Geschichte eines politischen Körperteils


Obwohl als «sekundäres Geschlechtsmerkmal» bezeichnet, ist die weibliche Brust von primärem Interesse. Sie nährt, aber verführt auch, gilt als heilig oder verderbt - je nach Zeitalter und Kulturkreis, Kontext und Blickrichtung. Schaut man sich die Bedeutung an und vergleicht, wird der männliche Anspruch auf Kontrolle über den weiblichen Körper in vielfältiger Weise augenfällig. Frauenbrüste sind bis heute ein Politikum, wenn sie abseits von Sauna und FKK-Strand öffentlich gezeigt werden, und selbst ihre «haltlose» Sichtbarkeit unter der Kleidung wird als unziemliche Provokation empfunden, wo hingegen der Mann mit nacktem Oberkörper kein Aufsehen erregt. 

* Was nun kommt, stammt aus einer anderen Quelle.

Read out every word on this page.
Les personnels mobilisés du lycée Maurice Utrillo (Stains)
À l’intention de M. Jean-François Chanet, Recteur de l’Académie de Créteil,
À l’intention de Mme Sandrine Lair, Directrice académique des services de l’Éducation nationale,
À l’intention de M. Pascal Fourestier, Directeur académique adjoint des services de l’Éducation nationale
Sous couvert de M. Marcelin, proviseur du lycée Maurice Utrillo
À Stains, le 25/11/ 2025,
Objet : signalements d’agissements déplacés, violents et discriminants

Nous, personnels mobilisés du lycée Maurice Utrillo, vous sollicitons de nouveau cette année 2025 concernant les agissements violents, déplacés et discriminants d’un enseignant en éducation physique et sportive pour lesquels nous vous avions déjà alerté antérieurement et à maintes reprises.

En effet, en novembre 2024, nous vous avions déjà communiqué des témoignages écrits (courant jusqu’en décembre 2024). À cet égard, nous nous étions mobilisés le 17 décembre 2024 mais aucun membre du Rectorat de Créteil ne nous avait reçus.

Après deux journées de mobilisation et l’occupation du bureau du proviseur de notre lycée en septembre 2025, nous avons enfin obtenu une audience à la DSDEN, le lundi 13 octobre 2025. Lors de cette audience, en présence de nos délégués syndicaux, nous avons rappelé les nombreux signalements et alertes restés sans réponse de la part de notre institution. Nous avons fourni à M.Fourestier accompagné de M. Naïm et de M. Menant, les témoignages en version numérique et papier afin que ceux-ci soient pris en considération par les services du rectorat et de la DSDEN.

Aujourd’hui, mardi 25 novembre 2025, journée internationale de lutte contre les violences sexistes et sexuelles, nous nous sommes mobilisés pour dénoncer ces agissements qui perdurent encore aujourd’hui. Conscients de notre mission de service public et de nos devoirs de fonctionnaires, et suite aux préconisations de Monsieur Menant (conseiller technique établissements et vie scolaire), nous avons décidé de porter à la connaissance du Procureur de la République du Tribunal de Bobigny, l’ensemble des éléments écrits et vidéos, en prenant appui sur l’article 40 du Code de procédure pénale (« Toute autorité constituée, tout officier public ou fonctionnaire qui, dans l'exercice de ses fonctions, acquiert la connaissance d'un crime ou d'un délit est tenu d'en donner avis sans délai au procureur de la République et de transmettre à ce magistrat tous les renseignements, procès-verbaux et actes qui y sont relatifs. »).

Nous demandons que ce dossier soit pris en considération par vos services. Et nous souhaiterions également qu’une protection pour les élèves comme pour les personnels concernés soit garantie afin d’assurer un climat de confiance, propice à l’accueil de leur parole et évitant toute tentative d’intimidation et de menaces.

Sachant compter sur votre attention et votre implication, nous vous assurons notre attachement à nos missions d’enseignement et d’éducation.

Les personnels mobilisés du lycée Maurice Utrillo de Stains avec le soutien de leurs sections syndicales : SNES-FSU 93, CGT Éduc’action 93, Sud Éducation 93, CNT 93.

Der Busen durch die Zeiten


Die Frau und der Mann ziehen beide ihr Oberteil aus und sonnen sich mit nacktem Oberkörper. Doch nach kurzer Zeit fordern Sicherheitskräfte die Frau auf, ihren Busen zu bedecken. Der Park sei schließlich kein FKK-Bereich. Sie weigert sich, die Polizei wird gerufen, die kleine Gruppe verlässt mit den verängstigten Kindern den Park. So geschehen im Sommer 2021 im Berlin. Doch die Frau, der das Entblößen ihres Oberkörpers verboten wurde, die Architektin Gabrielle Lebreton, wollte sich mit dieser Ungleichbehandlung nicht abfinden und klagte vor dem Berliner Landgericht auf Schadensersatz.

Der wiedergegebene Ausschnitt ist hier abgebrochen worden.